We’ve broken some new ground, too. As we started, we were the first to say that climate change is changing Colorado – as a present reality and danger, not just a threat for the future. Some of our best friends argued that was getting too far over our skis. Remembering that brings home how much things have changed over 17-1/2 years.
Back in 2007, we became the first nonprofit in the country to take the lead in developing the framework for a state government climate action – pulling together 116 leading Coloradans who developed 70 recommendations for actions to reduce the state’s contribution to and vulnerability to climate change. This effort served as a foundation that Governor Bill Ritter worked from when he took office, developing the state’s first official climate action plan.
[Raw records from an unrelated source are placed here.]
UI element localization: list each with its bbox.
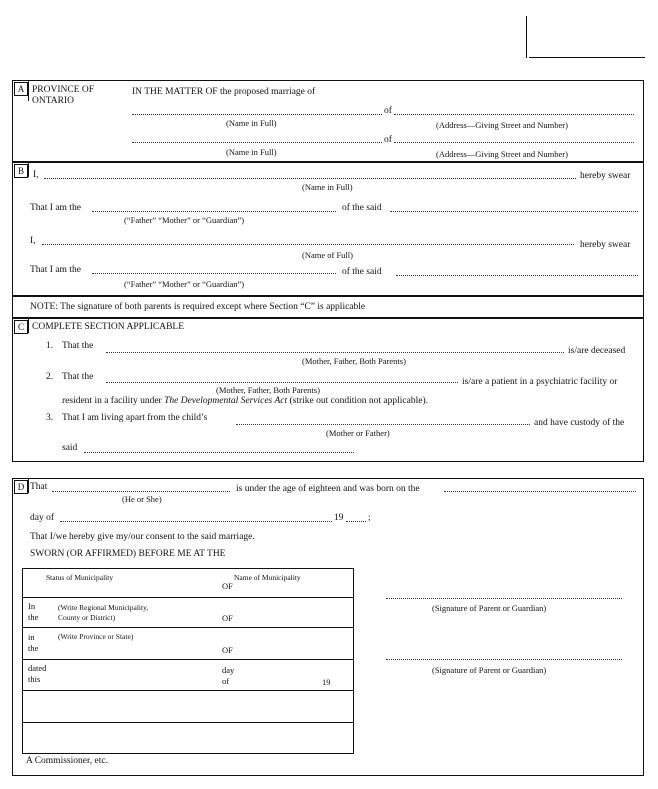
semicolon: ; bbox=[368, 513, 371, 523]
note-text: NOTE: The signature of both parents is required except where Section “C” is applicable bbox=[30, 302, 366, 312]
groom-name-field[interactable] bbox=[132, 114, 382, 115]
corner-mark-horizontal bbox=[529, 57, 645, 58]
he-she-field[interactable] bbox=[52, 491, 230, 492]
b-i-label-2: I, bbox=[30, 236, 36, 246]
the-label-2: the bbox=[28, 643, 39, 653]
section-d-letter: D bbox=[14, 480, 28, 494]
bride-name-field[interactable] bbox=[132, 142, 382, 143]
child2-field[interactable] bbox=[396, 275, 638, 276]
section-a-letter: A bbox=[14, 82, 28, 96]
item2-text: That the bbox=[62, 372, 94, 382]
jurat-row-line-4 bbox=[22, 690, 354, 691]
of-label-row2: OF bbox=[222, 645, 233, 655]
item2-field[interactable] bbox=[106, 382, 458, 383]
status-header: Status of Municipality bbox=[46, 573, 114, 582]
in-label-2: in bbox=[28, 632, 35, 642]
birth-month-field[interactable] bbox=[60, 521, 332, 522]
item3-end: and have custody of the bbox=[534, 418, 625, 428]
dated-label: dated bbox=[28, 663, 47, 673]
item3-text: That I am living apart from the child’s bbox=[62, 413, 208, 423]
sworn-text: SWORN (OR AFFIRMED) BEFORE ME AT THE bbox=[30, 549, 226, 559]
section-c-letter: C bbox=[14, 320, 28, 334]
of-the-said-2: of the said bbox=[342, 267, 382, 277]
jurat-table bbox=[22, 568, 354, 754]
item3-caption: (Mother or Father) bbox=[326, 428, 390, 438]
relationship2-field[interactable] bbox=[92, 273, 336, 274]
item3-number: 3. bbox=[46, 413, 54, 423]
item1-field[interactable] bbox=[106, 352, 564, 353]
in-the-matter-text: IN THE MATTER OF the proposed marriage of bbox=[132, 87, 316, 97]
bride-address-field[interactable] bbox=[394, 142, 634, 143]
nineteen-label-2: 19 bbox=[322, 677, 331, 687]
item2-line2 bbox=[62, 396, 428, 407]
b-i-label-1: I, bbox=[33, 170, 39, 180]
birth-date-field[interactable] bbox=[444, 491, 636, 492]
said-field[interactable] bbox=[84, 452, 354, 453]
name-caption-1: (Name in Full) bbox=[226, 118, 277, 128]
b-name-caption-1: (Name in Full) bbox=[302, 182, 353, 192]
that-i-am-2: That I am the bbox=[30, 265, 81, 275]
under-age-text: is under the age of eighteen and was born on the bbox=[236, 484, 420, 494]
he-she-caption: (He or She) bbox=[122, 494, 162, 504]
item1-caption: (Mother, Father, Both Parents) bbox=[302, 356, 406, 366]
section-d-divider bbox=[28, 479, 29, 493]
address-caption-2: (Address—Giving Street and Number) bbox=[436, 149, 568, 159]
signature-caption-2: (Signature of Parent or Guardian) bbox=[432, 665, 547, 675]
in-label-1: In bbox=[28, 601, 36, 611]
section-a-divider bbox=[28, 81, 29, 101]
nineteen-label: 19 bbox=[334, 513, 344, 523]
of-label-1: of bbox=[384, 106, 392, 116]
name-header: Name of Municipality bbox=[234, 573, 301, 582]
section-b-divider bbox=[28, 163, 29, 177]
b-name-caption-2: (Name of Full) bbox=[302, 250, 353, 260]
groom-address-field[interactable] bbox=[394, 114, 634, 115]
day-of-label: day of bbox=[30, 513, 55, 523]
write-regional-text: (Write Regional Municipality, bbox=[58, 603, 149, 612]
write-province-text: (Write Province or State) bbox=[58, 632, 134, 641]
child1-field[interactable] bbox=[390, 211, 638, 212]
section-b-letter: B bbox=[14, 164, 28, 178]
jurat-row-line-2 bbox=[22, 627, 354, 628]
hereby-swear-2: hereby swear bbox=[580, 240, 631, 250]
hereby-swear-1: hereby swear bbox=[580, 171, 631, 181]
parent-caption-2: (“Father” “Mother” or “Guardian”) bbox=[124, 279, 245, 289]
of-label-2: of bbox=[384, 135, 392, 145]
item3-field[interactable] bbox=[236, 424, 530, 425]
parent2-name-field[interactable] bbox=[42, 244, 574, 245]
province-label-line2: ONTARIO bbox=[32, 96, 74, 106]
section-c-box bbox=[12, 318, 644, 462]
section-c-heading: COMPLETE SECTION APPLICABLE bbox=[32, 322, 185, 332]
jurat-row-line-3 bbox=[22, 659, 354, 660]
said-label: said bbox=[62, 443, 78, 453]
item1-end: is/are deceased bbox=[568, 346, 626, 356]
address-caption-1: (Address—Giving Street and Number) bbox=[436, 120, 568, 130]
of-the-said-1: of the said bbox=[342, 203, 382, 213]
jurat-row-line-1 bbox=[22, 597, 354, 598]
day-label: day bbox=[222, 665, 235, 675]
consent-text: That I/we hereby give my/our consent to the said marriage. bbox=[30, 532, 255, 542]
jurat-row-line-5 bbox=[22, 722, 354, 723]
signature-caption-1: (Signature of Parent or Guardian) bbox=[432, 603, 547, 613]
birth-year-field[interactable] bbox=[346, 521, 366, 522]
signature-line-1[interactable] bbox=[386, 598, 622, 599]
of-label-row3: of bbox=[222, 676, 230, 686]
province-label-line1: PROVINCE OF bbox=[32, 85, 95, 95]
that-i-am-1: That I am the bbox=[30, 203, 81, 213]
the-label-1: the bbox=[28, 612, 39, 622]
item2-number: 2. bbox=[46, 372, 54, 382]
corner-mark-vertical bbox=[526, 16, 527, 58]
county-text: County or District) bbox=[58, 613, 116, 622]
item1-text: That the bbox=[62, 341, 94, 351]
item2-line2-prefix: resident in a facility under bbox=[62, 396, 165, 406]
commissioner-text: A Commissioner, etc. bbox=[26, 756, 108, 766]
relationship1-field[interactable] bbox=[92, 211, 336, 212]
item2-act: The Developmental Services Act bbox=[164, 396, 288, 406]
signature-line-2[interactable] bbox=[386, 659, 622, 660]
d-that-label: That bbox=[30, 482, 48, 492]
this-label: this bbox=[28, 674, 41, 684]
of-header: OF bbox=[222, 581, 233, 591]
name-caption-2: (Name in Full) bbox=[226, 147, 277, 157]
of-label-row1: OF bbox=[222, 613, 233, 623]
item2-line2-suffix: (strike out condition not applicable). bbox=[287, 396, 429, 406]
parent-caption-1: (“Father” “Mother” or “Guardian”) bbox=[124, 215, 245, 225]
section-c-divider bbox=[28, 319, 29, 333]
item1-number: 1. bbox=[46, 341, 54, 351]
item2-end: is/are a patient in a psychiatric facility or bbox=[462, 377, 618, 387]
parent1-name-field[interactable] bbox=[44, 178, 576, 179]
item2-caption: (Mother, Father, Both Parents) bbox=[216, 385, 320, 395]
In an early RMCO report, we were the first to call climate disruption the greatest threat ever to our national parks. Shortly after, citing our report, the National Park Service officially declared the same. And NPS began using the 300 million visits a year to our national parks as opportunities to build public awareness of climate change.
More recently, we reported on what the climate models project for specific changes in particular Colorado communities. Those have been the most detailed such analyses for any locations anywhere. For the Denver metro area, for instance, we showed that, with continued high emissions, a typical mid-century year is projected to average seven days 100° or hotter. The hottest year in mid-century could have every third summer day that extremely hot. We’ve seen how those startling local projections change attitudes.
In these and other ways, we’ve done what we can to protect the climate that does so much to make the Rocky Mountain region the special place that we love so much. Now, we pass our torch to all of you who share that vision.